Une étrange sensation s'est emparée de moi pendant ma veille. Comme un mal de mer remontant de souvenirs refoulés. Le caractère sauvage du pays qui me retient prisonnière me taraude par sa monotonie. A force de l'observer, je connais ses moindres détails, ses plus petits accidents de terrain. Depuis le pied de ma chambre, une lande alanguie court entre d'étranges monticules déchiquetés par les intempéries, serpentant jusqu'à une barre rocheuse sur laquelle elle semble prendre appui pour mieux me narguer.
Ça et là, dans les combes encombrées de mares vaseuses, quelques traces d'anciennes présences humanoïdes témoignent d'une vie révolue.

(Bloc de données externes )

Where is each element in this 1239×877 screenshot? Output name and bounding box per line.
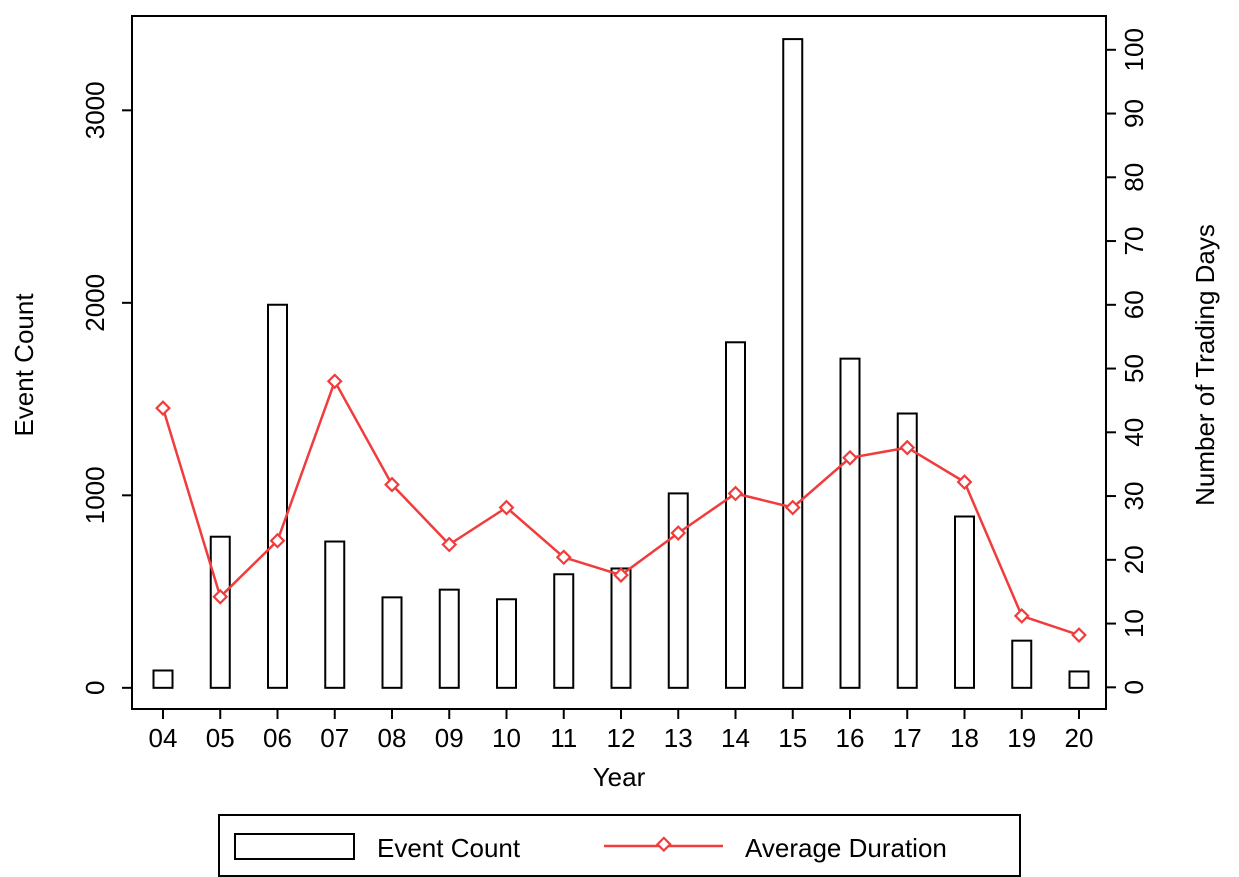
bar-12 xyxy=(610,567,632,689)
x-tick-label-18: 18 xyxy=(950,723,979,753)
legend-label-event-count: Event Count xyxy=(377,833,521,863)
x-tick-label-09: 09 xyxy=(435,723,464,753)
line-point-09 xyxy=(441,536,458,553)
bar-11 xyxy=(553,573,575,689)
line-point-15 xyxy=(784,499,801,516)
legend-swatch-marker xyxy=(655,836,672,853)
line-point-06 xyxy=(269,532,286,549)
axes-group: 0 1000 2000 3000 0 10 20 30 40 50 60 70 80 90 100 04 05 0… xyxy=(80,28,1149,753)
bar-08 xyxy=(381,596,403,689)
line-point-10 xyxy=(498,499,515,516)
y-right-tick-label-100: 100 xyxy=(1119,28,1149,71)
y-right-tick-label-60: 60 xyxy=(1119,290,1149,319)
x-tick-label-20: 20 xyxy=(1065,723,1094,753)
line-series-group xyxy=(155,373,1087,643)
y-right-tick-label-70: 70 xyxy=(1119,227,1149,256)
x-tick-label-12: 12 xyxy=(607,723,636,753)
line-point-05 xyxy=(212,588,229,605)
line-point-08 xyxy=(384,476,400,493)
y-left-tick-label-1000: 1000 xyxy=(80,466,110,524)
line-point-18 xyxy=(956,474,973,490)
y-left-tick-label-0: 0 xyxy=(80,681,110,695)
line-point-13 xyxy=(670,525,687,541)
bar-10 xyxy=(496,598,517,689)
y-left-tick-label-2000: 2000 xyxy=(80,274,110,332)
line-point-12 xyxy=(613,567,629,584)
x-tick-label-13: 13 xyxy=(664,723,693,753)
line-point-16 xyxy=(842,449,858,466)
bars-group xyxy=(152,38,1090,689)
bar-05 xyxy=(209,535,231,689)
x-tick-label-11: 11 xyxy=(550,723,577,753)
line-point-17 xyxy=(899,439,916,456)
x-tick-label-04: 04 xyxy=(149,723,178,753)
y-right-tick-label-0: 0 xyxy=(1119,680,1149,694)
bar-18 xyxy=(954,515,975,689)
bar-17 xyxy=(896,412,918,689)
y-right-tick-label-90: 90 xyxy=(1119,99,1149,128)
bar-15 xyxy=(782,38,804,689)
x-tick-label-15: 15 xyxy=(778,723,807,753)
x-tick-label-16: 16 xyxy=(836,723,865,753)
bar-16 xyxy=(839,357,861,689)
legend-label-average-duration: Average Duration xyxy=(745,833,947,863)
y-right-tick-label-80: 80 xyxy=(1119,163,1149,192)
line-point-19 xyxy=(1013,608,1030,624)
x-tick-label-06: 06 xyxy=(263,723,292,753)
bar-07 xyxy=(324,540,346,689)
y-right-tick-label-10: 10 xyxy=(1119,609,1149,638)
line-point-14 xyxy=(727,485,744,502)
y-right-tick-label-30: 30 xyxy=(1119,482,1149,511)
bar-20 xyxy=(1068,670,1090,689)
bar-04 xyxy=(152,669,174,689)
legend-swatch-event-count xyxy=(234,833,355,860)
x-tick-label-05: 05 xyxy=(206,723,235,753)
x-tick-label-17: 17 xyxy=(893,723,922,753)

Un vieux chaudron rouille dans la vase. Une botte sert de cache à un étrange animal que je ne peux voir. Une pèlerine se morfond sous les cimes agitées d'herbes poisseuses.
D'habitude, j'en détourne les yeux, incapable de supporter les éclats de voix éteints, les bruits du quotidien absents, les courses enfantines définitivement stoppées. Le silence appelle le silence, l'absence se nourrit de l'absence. Je n'ose penser trop fort à eux de crainte de déranger leur nouvelle existence loin de cette immobilité qui me ronge.